Rectal cancer (staging)

RadiopaediaCC-by-nc-sa 3.0de

Staging of rectal cancer strongly predicts the success of and rate of local recurrence following rectal cancer resection. MRI is the modality of choice for the staging of rectal cancer, to guide surgical and non-surgical management options. MRI is used at diagnosis, following downstaging chemoradiotherapy, and in follow-up, if a non-operative approach is used.

Note that there has been recent controversy regarding the ability of TNM 8 to appropriately identify high-risk factors in rectal cancer, most notably due to the emphasis placed on lymph node metastases, and not enough regard paid to tumor deposits .

TNM staging

See TNM staging system for a general description, and this article lists the various abbreviations used in rectal cancer staging.

Primary tumor staging (T)

Strictly speaking TNM staging, such as the American Joint Committee on Cancer (AJCC) 8 edition, does not subclassify T3. However, this subclassification does have the treatment and prognostic significance ; tumors with a stage T3b or less confer a 5-year cancer-specific survival rate of 85%, whereas tumors with a stage T3c or greater have a 54% survival rate,.

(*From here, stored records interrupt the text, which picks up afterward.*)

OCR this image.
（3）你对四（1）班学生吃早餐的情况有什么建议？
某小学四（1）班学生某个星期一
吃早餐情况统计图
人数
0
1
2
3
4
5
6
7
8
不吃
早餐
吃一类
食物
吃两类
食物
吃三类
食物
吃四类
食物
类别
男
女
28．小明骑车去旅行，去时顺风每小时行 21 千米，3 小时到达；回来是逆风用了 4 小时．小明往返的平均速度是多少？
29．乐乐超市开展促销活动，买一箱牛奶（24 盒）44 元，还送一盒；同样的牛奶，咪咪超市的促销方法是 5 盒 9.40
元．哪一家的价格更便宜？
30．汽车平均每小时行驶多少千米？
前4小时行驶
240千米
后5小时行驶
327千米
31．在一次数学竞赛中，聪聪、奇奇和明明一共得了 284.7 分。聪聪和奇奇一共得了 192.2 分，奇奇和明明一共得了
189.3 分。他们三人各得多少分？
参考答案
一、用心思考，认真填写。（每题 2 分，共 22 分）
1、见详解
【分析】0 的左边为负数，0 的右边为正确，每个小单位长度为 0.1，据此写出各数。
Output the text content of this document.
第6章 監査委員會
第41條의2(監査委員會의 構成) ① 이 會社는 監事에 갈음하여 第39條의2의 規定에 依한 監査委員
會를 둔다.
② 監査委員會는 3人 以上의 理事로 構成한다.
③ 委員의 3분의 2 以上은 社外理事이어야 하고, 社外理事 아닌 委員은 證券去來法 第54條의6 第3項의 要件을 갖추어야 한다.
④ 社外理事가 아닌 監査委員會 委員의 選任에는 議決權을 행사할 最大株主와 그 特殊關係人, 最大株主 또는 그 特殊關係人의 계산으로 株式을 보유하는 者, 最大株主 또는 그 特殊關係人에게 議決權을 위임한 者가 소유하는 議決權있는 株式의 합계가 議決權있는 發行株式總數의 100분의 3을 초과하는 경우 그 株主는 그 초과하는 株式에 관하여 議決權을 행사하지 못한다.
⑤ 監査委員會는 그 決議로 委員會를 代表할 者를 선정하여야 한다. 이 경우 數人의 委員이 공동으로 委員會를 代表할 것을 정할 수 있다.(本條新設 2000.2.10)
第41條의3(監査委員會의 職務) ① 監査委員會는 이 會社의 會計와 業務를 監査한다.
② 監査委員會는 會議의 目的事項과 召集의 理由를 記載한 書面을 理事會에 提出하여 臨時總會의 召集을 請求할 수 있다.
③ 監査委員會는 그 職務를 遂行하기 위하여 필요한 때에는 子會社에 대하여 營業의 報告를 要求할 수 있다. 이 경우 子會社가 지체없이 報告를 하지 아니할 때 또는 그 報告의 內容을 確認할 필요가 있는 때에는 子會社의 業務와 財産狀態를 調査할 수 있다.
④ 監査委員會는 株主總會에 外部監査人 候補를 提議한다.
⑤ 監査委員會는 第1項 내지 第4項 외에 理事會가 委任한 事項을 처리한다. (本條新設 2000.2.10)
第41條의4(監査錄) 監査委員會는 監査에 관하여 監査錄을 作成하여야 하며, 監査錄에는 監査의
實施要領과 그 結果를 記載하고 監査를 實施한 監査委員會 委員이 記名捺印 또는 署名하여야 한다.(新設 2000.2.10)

  • Tx: primary tumor cannot be assessed
  • T0: no evidence of primary tumor
  • Tis: carcinoma in situ: intraepithelial or invasion of lamina propria
  • T1: tumor invades submucosa
  • T2: tumor invades muscularis propria
    • MRI does not yet have the resolution capable of enabling differentiation of T1 and T2 lesions
  • T3: tumor invades through the muscularis propria into the subserosa or into non-peritonealised perirectal tissues without reaching the mesorectal fascia or adjacent organs
    • T3a: tumor extends <1 mm beyond muscularis propria
    • T3b: tumor extends 1-5 mm beyond muscularis propria
    • T3c: tumor extends 5-15 mm beyond muscularis propria
    • T3d: tumor extends 15 mm beyond muscularis propria
  • T4: tumor invades directly into other organs or structures and/or perforates visceral peritoneum
    • T4a: tumor penetrates to the surface of the visceral peritoneum
    • T4b: tumor directly invades or is adherent to other organs or structures

Assessing T3 disease, it is important to remember that desmoplastic reaction can mimic this due to fibrosis; however, desmoplastic reaction has a spiky and sharp configuration whereas tumor usually has a nodular and lumpy configuration.

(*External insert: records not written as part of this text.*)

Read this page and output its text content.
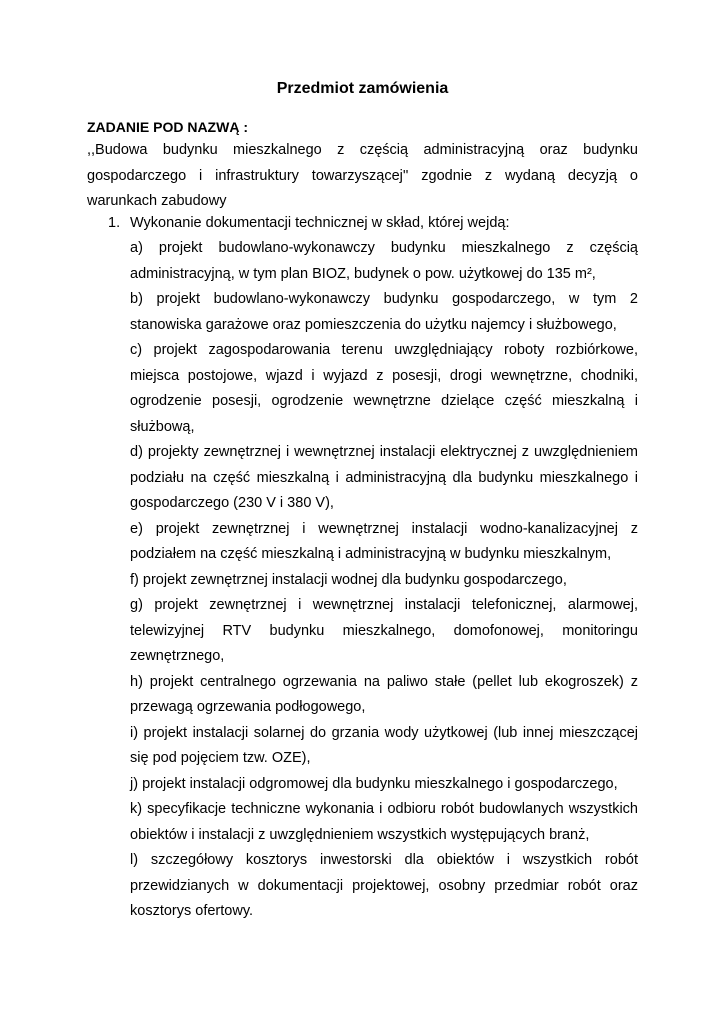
Przedmiot zamówienia
ZADANIE POD NAZWĄ :
,,Budowa budynku mieszkalnego z częścią administracyjną oraz budynku gospodarczego i infrastruktury towarzyszącej'' zgodnie z wydaną decyzją o warunkach zabudowy
1. Wykonanie dokumentacji technicznej w skład, której wejdą:

a) projekt budowlano-wykonawczy budynku mieszkalnego z częścią administracyjną, w tym plan BIOZ, budynek o pow. użytkowej do 135 m²,

b) projekt budowlano-wykonawczy budynku gospodarczego, w tym 2 stanowiska garażowe oraz pomieszczenia do użytku najemcy i służbowego,

c) projekt zagospodarowania terenu uwzględniający roboty rozbiórkowe, miejsca postojowe, wjazd i wyjazd z posesji, drogi wewnętrzne, chodniki, ogrodzenie posesji, ogrodzenie wewnętrzne dzielące część mieszkalną i służbową,

d) projekty zewnętrznej i wewnętrznej instalacji elektrycznej z uwzględnieniem podziału na część mieszkalną i administracyjną dla budynku mieszkalnego i gospodarczego (230 V i 380 V),

e) projekt zewnętrznej i wewnętrznej instalacji wodno-kanalizacyjnej z podziałem na część mieszkalną i administracyjną w budynku mieszkalnym,

f) projekt zewnętrznej instalacji wodnej dla budynku gospodarczego,

g) projekt zewnętrznej i wewnętrznej instalacji telefonicznej, alarmowej, telewizyjnej RTV budynku mieszkalnego, domofonowej, monitoringu zewnętrznego,

h) projekt centralnego ogrzewania na paliwo stałe (pellet lub ekogroszek) z przewagą ogrzewania podłogowego,

i) projekt instalacji solarnej do grzania wody użytkowej (lub innej mieszczącej się pod pojęciem tzw. OZE),

j) projekt instalacji odgromowej dla budynku mieszkalnego i gospodarczego,

k) specyfikacje techniczne wykonania i odbioru robót budowlanych wszystkich obiektów i instalacji z uwzględnieniem wszystkich występujących branż,

l) szczegółowy kosztorys inwestorski dla obiektów i wszystkich robót przewidzianych w dokumentacji projektowej, osobny przedmiar robót oraz kosztorys ofertowy.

The planes that the small field-of-view axial and coronal sequences have been acquired in should be carefully scrutinised; obliquity may lead to overstaging of tumors due to apparent transgression of tumor through the muscularis propria, but that is in fact an artifact of the plane and volume averaging.

The distance from the invasive margin of the tumor (T3 disease) to the mesorectal fascia is important in guiding resection and the need for preoperative chemo-radiotherapy.

Regional lymph nodes (N)

Signal heterogeneity and irregular contour are the most reliable signs of nodal involvement on MRI. Size is not considered to be a very helpful criterion; up to 40% of nodes under 5 mm contain tumor.

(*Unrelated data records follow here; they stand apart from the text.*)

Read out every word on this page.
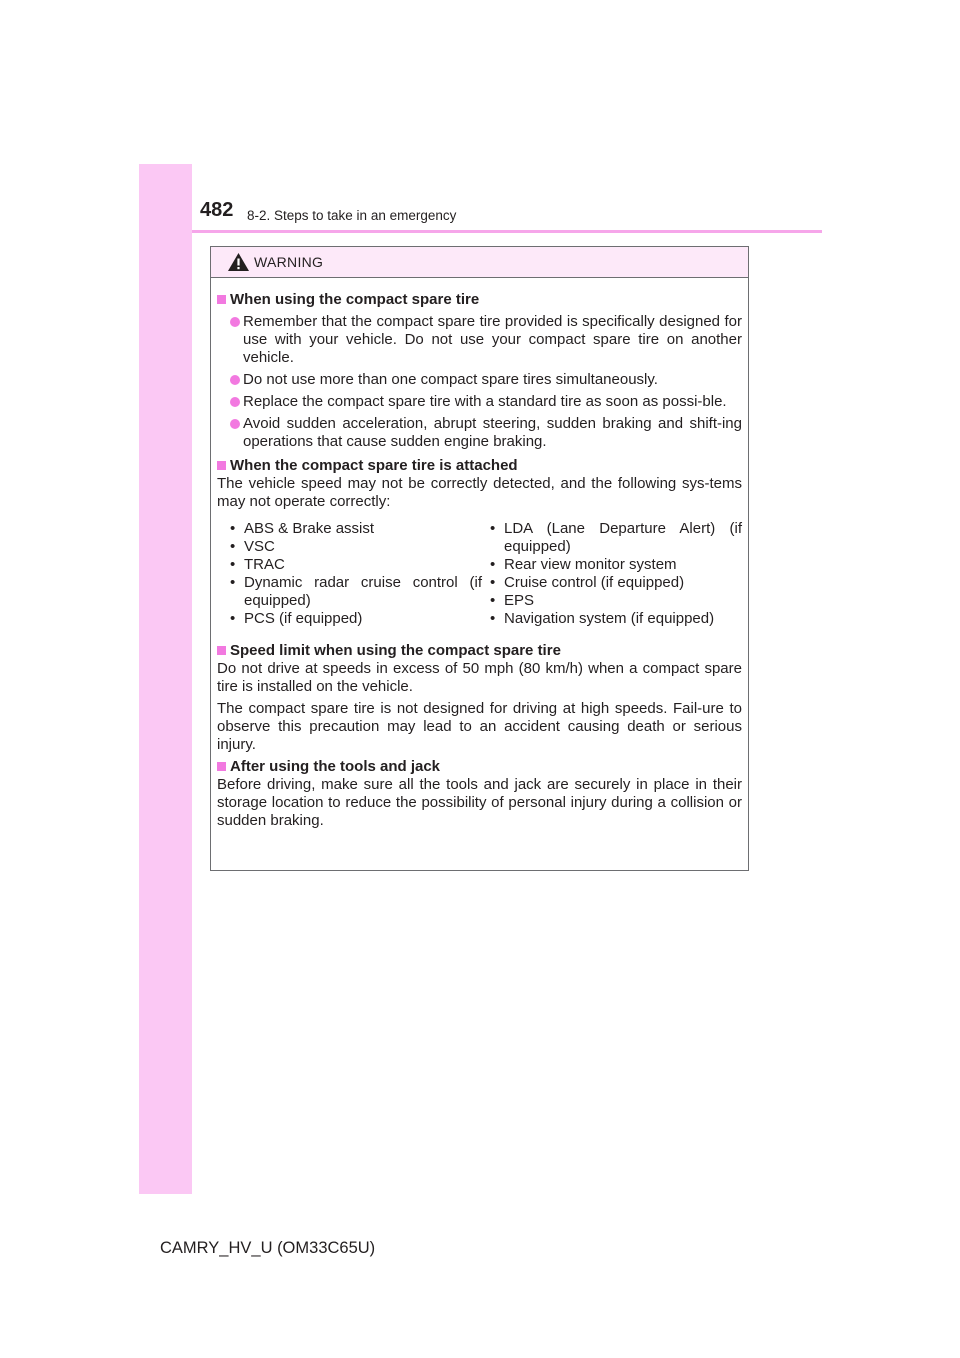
482 8-2. Steps to take in an emergency
WARNING
When using the compact spare tire
Remember that the compact spare tire provided is specifically designed for use with your vehicle. Do not use your compact spare tire on another vehicle.
Do not use more than one compact spare tires simultaneously.
Replace the compact spare tire with a standard tire as soon as possi-ble.
Avoid sudden acceleration, abrupt steering, sudden braking and shift-ing operations that cause sudden engine braking.
When the compact spare tire is attached

The vehicle speed may not be correctly detected, and the following sys-tems may not operate correctly:

• ABS & Brake assist
• VSC
• TRAC
• Dynamic radar cruise control (if equipped)
• PCS (if equipped)
• LDA (Lane Departure Alert) (if equipped)
• Rear view monitor system
• Cruise control (if equipped)
• EPS
• Navigation system (if equipped)
Speed limit when using the compact spare tire

Do not drive at speeds in excess of 50 mph (80 km/h) when a compact spare tire is installed on the vehicle.

The compact spare tire is not designed for driving at high speeds. Fail-ure to observe this precaution may lead to an accident causing death or serious injury.

After using the tools and jack

Before driving, make sure all the tools and jack are securely in place in their storage location to reduce the possibility of personal injury during a collision or sudden braking.

CAMRY_HV_U (OM33C65U)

  • Nx: regional nodes cannot be assessed
  • N0: no regional lymph node metastases
  • N1: metastasis in 1-3 regional (perirectal) lymph nodes
    • N1a: metastasis in 1 regional lymph node
    • N1b: metastasis in 2-3 regional lymph nodes
    • N1c: tumor deposit(s) in the subserosa, mesentery, or non-peritonealised pericolic or perirectal tissues without regional nodal metastasis
  • N2: metastasis in 4 or more regional lymph nodes
    • N2a: metastasis in 4-6 regional lymph nodes
    • N2b: metastasis in 7 or more regional lymph nodes

It should be noted that there is controversy over whether nodes in the pelvic sidewall are regional or non-regional nodes. A multicenter study found that nodes greater than 7 mm within the pelvic sidewalls rendered a greater possibility of recurrence if treatment was just chemoradiotherapy and rectal cancer surgery, and no pelvic sidewall dissection .

Metastases (M)
  • Mx: cannot be assessed
  • M0: no distant metastasis
  • M1: distant metastasis
    • M1a: metastasis confined to one organ or site (for example, liver, lung, ovary, non-regional node) without peritoneal metastases
    • M1b: metastases in more than one organ
    • M1c: metastasis to the peritoneum with or without other organ involvement
Stage groupings
  • stage 0: Tis N0 M0
  • stage I: T1-2, N0 M0
  • stage II
    • IIa: T3, N0, M0
    • IIb: T4a, N0, M0
    • IIc: T4b, N0, M0
  • stage III
    • IIIa: T1-2, N1, M0
    • IIIb: T3-4, N1, M0
    • IIIc: T3-4b, N2, M0
  • stage IV: any T, any N, M1
Additional prognostic indicators

The following are significant prognostic indicators, and should be commented on when staging rectal cancer with MRI, alongside the TNM stage:

  • extramural venous invasion (EMVI)
    • discrete serpiginous or tubular projections of tumor signal tissue into perirectal fat, following the course of a visible vein
    • may be contiguous or non-contiguous
    • non-contiguous deposits reflect N1c
    • imparts poor prognosis as a predictor of haematogenous spread
  • tumor deposits
    • distinct from lymph node metastases
    • found along path of vessels, and interrupt vessels
    • may see vessel 'tail' into deposit
    • separate from primary tumor
    • irregular contours compared to most lymph node metastases which have smooth contours
  • circumferential resection margin (CRM)
    • represented by the mesorectal fascia (MRF) in the non-peritonealised portion of the rectum
    • CRM positive if either tumor, involved lymph node, or EMVI (continuous or discontinuous) is within 1 mm of the mesorectal fascia
    • peritoneal reflection does not constitute CRM, which if involved reflects at least stage T4a disease
Additional specific MRI imaging staging subsets of rectal tumor

Special consideration should be given to low rectal tumors as these carry a different prognosis from higher lesions. This is predominantly due to anatomical considerations including waist-like tapering of the mesorectum

Early rectal cancer and significant polyps may also be subclassified, necessitating the use of good quality, high-resolution T2-weighted MR images. This relies on the recognition that most rectal tumors (apart from mucinous tumors) have intermediate T2 signal compared to hyperintense submucosa and hypointense muscularis layers . Such staging may be helpful in selecting less extensive surgical resection options.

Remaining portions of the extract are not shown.